I began my life in the construction industry with Mary Harrison's as a trainee site engineer working on the Eccup Reservoir and Filtration Works project. Poorly paid at the time (1961) but loved the work and the outdoor life and the experience gained was fantastic.
My father (from Co. Mayo) worked as a dragline driver (Lima excavators) for many years on Harrisons' numerous opencast coal jobs in the Wakefield area and we lived in a house rented from Harrison's in Garnet Terrace, Hunslet. And when we bought our own place in Cross Flatts Grove, our next door neighbour was a Harrison foreman. It was he who created the chance for me. I didn't waste it.

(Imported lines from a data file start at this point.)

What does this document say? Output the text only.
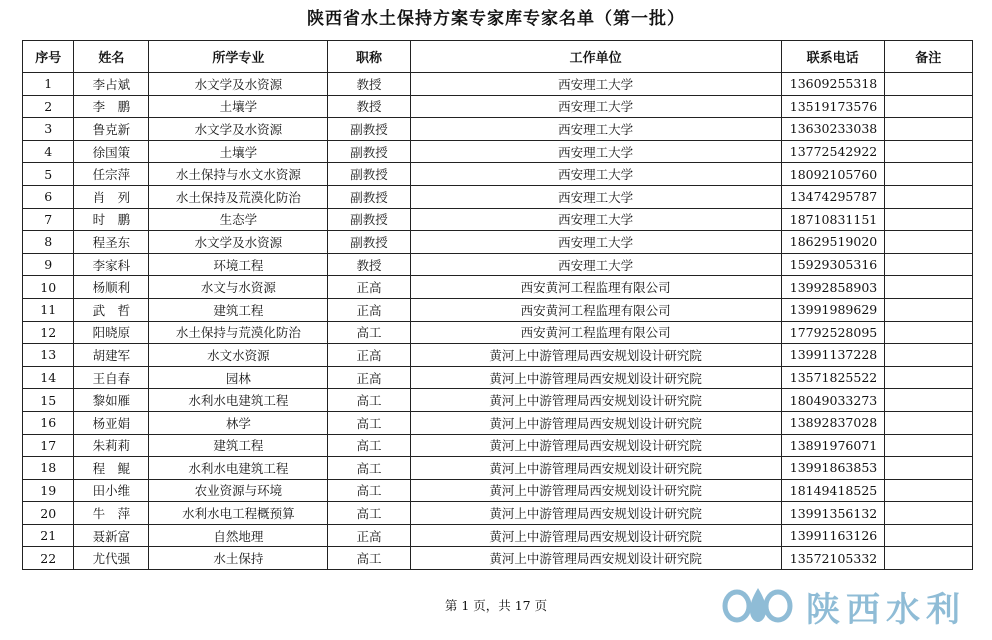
陕西省水土保持方案专家库专家名单（第一批）
序号	姓名	所学专业	职称	工作单位	联系电话	备注
1	李占斌	水文学及水资源	教授	西安理工大学	13609255318	
2	李　鹏	土壤学	教授	西安理工大学	13519173576	
3	鲁克新	水文学及水资源	副教授	西安理工大学	13630233038	
4	徐国策	土壤学	副教授	西安理工大学	13772542922	
5	任宗萍	水土保持与水文水资源	副教授	西安理工大学	18092105760	
6	肖　列	水土保持及荒漠化防治	副教授	西安理工大学	13474295787	
7	时　鹏	生态学	副教授	西安理工大学	18710831151	
8	程圣东	水文学及水资源	副教授	西安理工大学	18629519020	
9	李家科	环境工程	教授	西安理工大学	15929305316	
10	杨顺利	水文与水资源	正高	西安黄河工程监理有限公司	13992858903	
11	武　哲	建筑工程	正高	西安黄河工程监理有限公司	13991989629	
12	阳晓原	水土保持与荒漠化防治	高工	西安黄河工程监理有限公司	17792528095	
13	胡建军	水文水资源	正高	黄河上中游管理局西安规划设计研究院	13991137228	
14	王自春	园林	正高	黄河上中游管理局西安规划设计研究院	13571825522	
15	黎如雁	水利水电建筑工程	高工	黄河上中游管理局西安规划设计研究院	18049033273	
16	杨亚娟	林学	高工	黄河上中游管理局西安规划设计研究院	13892837028	
17	朱莉莉	建筑工程	高工	黄河上中游管理局西安规划设计研究院	13891976071	
18	程　鲲	水利水电建筑工程	高工	黄河上中游管理局西安规划设计研究院	13991863853	
19	田小维	农业资源与环境	高工	黄河上中游管理局西安规划设计研究院	18149418525	
20	牛　萍	水利水电工程概预算	高工	黄河上中游管理局西安规划设计研究院	13991356132	
21	聂新富	自然地理	正高	黄河上中游管理局西安规划设计研究院	13991163126	
22	尤代强	水土保持	高工	黄河上中游管理局西安规划设计研究院	13572105332	
第 1 页，共 17 页	陕西水利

Harrison was the most prominent construction firm in Leeds in those days (Geo Wimpey excepted) - the junction of Boar Lane and Vicar Lane was alive with their trucks and buses collecting workers each morning. Eventually I left Leeds (and, in time UK) and don't know what became of the business. I suspect that they failed to modernise and were swept away in the end. The Taylor Woodrow I was working for by 1967 was a vastly different outfit. But, I'll always have a soft spot for Harrisons - and remember the long winter of 1962-63 when the workforce was laid off and I spent weeks playing chess with Victor Allerton, one of the firm's directors, because there was not much else to do. He won each and every game!